Rechtsbehelfsbelehrung:
|
Gegen diese Entscheidung findet die Erinnerung statt.
Die Erinnerung ist binnen einer Frist von zwei Wochen bei dem
Amtsgericht Chemnitz
Gerichtsstraße 2
09112 Chemnitz
einzulegen.
Die Frist beginnt mit der Zustellung der Entscheidung.
Die Zustellung kann sowohl durch Aufgabe zur Post mittels einfachen Briefs als auch durch öffentliche Bekanntmachung im Internet unter www.insolvenzbekanntmachungen.de erfolgen.
Im Falle der Zustellung durch Aufgabe zur Post gilt diese drei Tage nach Aufgabe zur Post als zugestellt. Das Datum der Aufgabe zur Post kann dem Frankierungsaufdruck entnommen werden. Wurde die Entscheidung öffentlich bekanntgemacht, so gilt diese zwei Tage nach dem Tag der Veröffentlichung als zugestellt.

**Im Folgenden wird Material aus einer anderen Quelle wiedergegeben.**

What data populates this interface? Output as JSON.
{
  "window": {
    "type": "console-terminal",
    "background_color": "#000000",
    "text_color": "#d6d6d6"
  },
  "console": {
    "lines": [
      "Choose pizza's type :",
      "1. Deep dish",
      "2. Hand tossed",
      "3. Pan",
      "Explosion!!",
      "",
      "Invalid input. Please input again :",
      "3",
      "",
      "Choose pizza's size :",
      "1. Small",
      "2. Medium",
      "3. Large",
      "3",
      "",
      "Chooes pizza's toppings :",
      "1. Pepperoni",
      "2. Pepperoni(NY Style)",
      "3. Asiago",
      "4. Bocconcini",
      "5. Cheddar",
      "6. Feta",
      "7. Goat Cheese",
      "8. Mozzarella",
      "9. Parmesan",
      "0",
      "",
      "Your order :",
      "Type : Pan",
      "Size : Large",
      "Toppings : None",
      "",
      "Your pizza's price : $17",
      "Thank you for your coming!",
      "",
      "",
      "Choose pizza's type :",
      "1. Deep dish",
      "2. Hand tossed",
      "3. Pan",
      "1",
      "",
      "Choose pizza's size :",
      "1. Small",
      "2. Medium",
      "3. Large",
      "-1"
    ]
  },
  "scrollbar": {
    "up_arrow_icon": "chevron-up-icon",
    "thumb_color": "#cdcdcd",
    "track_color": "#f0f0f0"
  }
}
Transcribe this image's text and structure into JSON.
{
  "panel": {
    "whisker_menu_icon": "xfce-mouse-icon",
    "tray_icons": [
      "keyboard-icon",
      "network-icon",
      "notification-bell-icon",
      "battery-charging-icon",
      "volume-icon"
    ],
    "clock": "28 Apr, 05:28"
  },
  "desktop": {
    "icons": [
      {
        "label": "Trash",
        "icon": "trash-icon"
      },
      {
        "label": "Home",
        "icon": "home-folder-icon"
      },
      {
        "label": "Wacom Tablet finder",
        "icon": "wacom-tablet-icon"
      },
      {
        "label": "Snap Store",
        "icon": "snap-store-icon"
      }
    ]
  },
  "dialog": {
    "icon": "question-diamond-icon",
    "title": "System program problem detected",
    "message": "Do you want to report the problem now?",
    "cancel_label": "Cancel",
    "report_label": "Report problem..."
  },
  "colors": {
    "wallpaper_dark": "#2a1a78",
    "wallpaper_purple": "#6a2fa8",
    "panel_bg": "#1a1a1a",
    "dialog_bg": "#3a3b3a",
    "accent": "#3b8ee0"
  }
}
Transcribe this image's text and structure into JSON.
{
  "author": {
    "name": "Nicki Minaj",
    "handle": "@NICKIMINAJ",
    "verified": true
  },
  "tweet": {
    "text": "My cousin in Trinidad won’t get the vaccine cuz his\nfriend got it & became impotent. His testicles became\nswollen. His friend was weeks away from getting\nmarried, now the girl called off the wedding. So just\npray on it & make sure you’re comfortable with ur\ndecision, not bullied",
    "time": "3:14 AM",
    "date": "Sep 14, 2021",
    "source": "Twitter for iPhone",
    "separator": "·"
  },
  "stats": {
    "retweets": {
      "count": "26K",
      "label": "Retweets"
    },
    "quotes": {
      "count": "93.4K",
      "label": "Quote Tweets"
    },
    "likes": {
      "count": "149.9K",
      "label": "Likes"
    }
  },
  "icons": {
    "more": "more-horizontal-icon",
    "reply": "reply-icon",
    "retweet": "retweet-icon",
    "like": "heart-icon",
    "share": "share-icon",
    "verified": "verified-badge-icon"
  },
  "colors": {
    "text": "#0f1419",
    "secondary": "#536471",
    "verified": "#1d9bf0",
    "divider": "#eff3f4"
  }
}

Für den Fristbeginn ist das zuerst eingetretene Ereignis (Zustellung oder wirksame öffentliche Bekanntmachung) maßgeblich.
Die Erinnerung wird durch Einreichung einer Erinnerungsschrift oder zur Niederschrift der Geschäftsstelle eingelegt. Die Erinnerung kann auch zur Niederschrift eines anderen Amtsgerichts erklärt werden; die Frist ist jedoch nur gewahrt, wenn die Niederschrift rechtzeitig bei dem oben genannten Gericht eingeht.

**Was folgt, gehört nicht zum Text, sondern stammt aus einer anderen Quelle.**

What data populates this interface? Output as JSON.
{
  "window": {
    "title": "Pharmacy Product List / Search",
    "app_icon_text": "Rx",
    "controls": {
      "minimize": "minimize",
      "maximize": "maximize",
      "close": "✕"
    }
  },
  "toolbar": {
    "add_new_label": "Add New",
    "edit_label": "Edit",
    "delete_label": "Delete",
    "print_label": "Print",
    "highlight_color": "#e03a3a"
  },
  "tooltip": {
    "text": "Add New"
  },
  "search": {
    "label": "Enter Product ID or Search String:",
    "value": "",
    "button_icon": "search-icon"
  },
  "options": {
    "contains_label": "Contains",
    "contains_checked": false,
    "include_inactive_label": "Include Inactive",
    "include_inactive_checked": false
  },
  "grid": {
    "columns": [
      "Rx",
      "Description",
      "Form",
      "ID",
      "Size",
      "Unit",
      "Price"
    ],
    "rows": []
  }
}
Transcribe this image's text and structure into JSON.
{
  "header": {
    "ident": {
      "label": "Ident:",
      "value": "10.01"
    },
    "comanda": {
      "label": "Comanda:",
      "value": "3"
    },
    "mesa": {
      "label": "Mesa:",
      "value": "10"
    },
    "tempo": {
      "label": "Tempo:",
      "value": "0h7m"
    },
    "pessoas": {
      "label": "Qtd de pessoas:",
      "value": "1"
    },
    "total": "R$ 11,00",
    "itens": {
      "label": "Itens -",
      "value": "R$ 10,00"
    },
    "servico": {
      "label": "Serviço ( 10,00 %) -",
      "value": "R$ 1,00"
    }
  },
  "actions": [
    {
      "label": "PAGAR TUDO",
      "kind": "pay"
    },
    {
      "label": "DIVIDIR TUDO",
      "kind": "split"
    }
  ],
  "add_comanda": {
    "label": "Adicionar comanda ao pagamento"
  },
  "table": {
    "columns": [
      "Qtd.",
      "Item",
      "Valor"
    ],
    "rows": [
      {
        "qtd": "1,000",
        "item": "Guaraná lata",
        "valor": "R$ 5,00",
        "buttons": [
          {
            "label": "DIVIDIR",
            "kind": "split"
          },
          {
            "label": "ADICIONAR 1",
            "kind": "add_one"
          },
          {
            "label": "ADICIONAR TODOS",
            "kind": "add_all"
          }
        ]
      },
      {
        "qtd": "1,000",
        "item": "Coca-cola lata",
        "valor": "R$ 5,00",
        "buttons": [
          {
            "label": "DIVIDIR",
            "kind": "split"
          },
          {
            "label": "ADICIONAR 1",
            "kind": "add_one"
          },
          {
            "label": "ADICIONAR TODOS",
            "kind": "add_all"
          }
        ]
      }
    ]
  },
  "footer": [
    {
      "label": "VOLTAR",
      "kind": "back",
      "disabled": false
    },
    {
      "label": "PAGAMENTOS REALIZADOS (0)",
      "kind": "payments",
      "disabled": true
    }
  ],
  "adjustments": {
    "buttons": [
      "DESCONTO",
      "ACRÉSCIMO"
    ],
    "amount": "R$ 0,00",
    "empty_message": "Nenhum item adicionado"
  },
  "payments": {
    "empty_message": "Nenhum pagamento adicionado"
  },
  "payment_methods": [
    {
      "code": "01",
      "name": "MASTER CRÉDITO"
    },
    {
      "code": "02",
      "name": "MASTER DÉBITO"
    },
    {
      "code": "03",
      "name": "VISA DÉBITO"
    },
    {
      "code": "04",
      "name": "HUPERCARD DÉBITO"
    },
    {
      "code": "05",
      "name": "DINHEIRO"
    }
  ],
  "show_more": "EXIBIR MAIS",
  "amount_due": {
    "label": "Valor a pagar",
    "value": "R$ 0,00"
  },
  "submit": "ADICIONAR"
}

Die Erinnerung muss die Bezeichnung der angefochtenen Entscheidung sowie die Erklärung enthalten, dass Erinnerung gegen diese Entscheidung eingelegt wird. Sie ist von dem Erinnerungsführer oder seinem Bevollmächtigten zu unterzeichnen.
Die Erinnerung soll begründet werden.
Die Erinnerung kann auch als elektronisches Dokument eingereicht werden. Das elektronische Dokument muss für die Bearbeitung durch das Gericht gemäß §§ 2 und 5 der Elektronischer-Rechtsverkehr-Verordnung (ERVV) geeignet sein.
Eine einfache E-Mail genügt den gesetzlichen Anforderungen nicht. Rechtsbehelfe, die durch einen Rechtsanwalt, durch eine Behörde oder durch eine juristische Person des öffentlichen Rechts einschließlich der von ihr zur Erfüllung ihrer öffentlichen Aufgaben gebildeten Zusammenschlüsse eingereicht werden, sind als elektronisches Dokument einzureichen. Das elektronische Dokument muss
1. mit einer qualifizierten elektronischen Signatur der verantwortenden Person versehen sein und gemäß § 4 ERVV übermittelt werden, wobei mehrere elektronische Dokumente nicht mit einer gemeinsamen qualifizierten elektronischen Signatur übermittelt werden dürfen, oder
2. von der verantwortenden Person signiert und auf einem der sicheren Übermittlungswege, die in § 130a Abs. 4 der Zivilprozessordnung abschließend aufgeführt sind, eingereicht werden.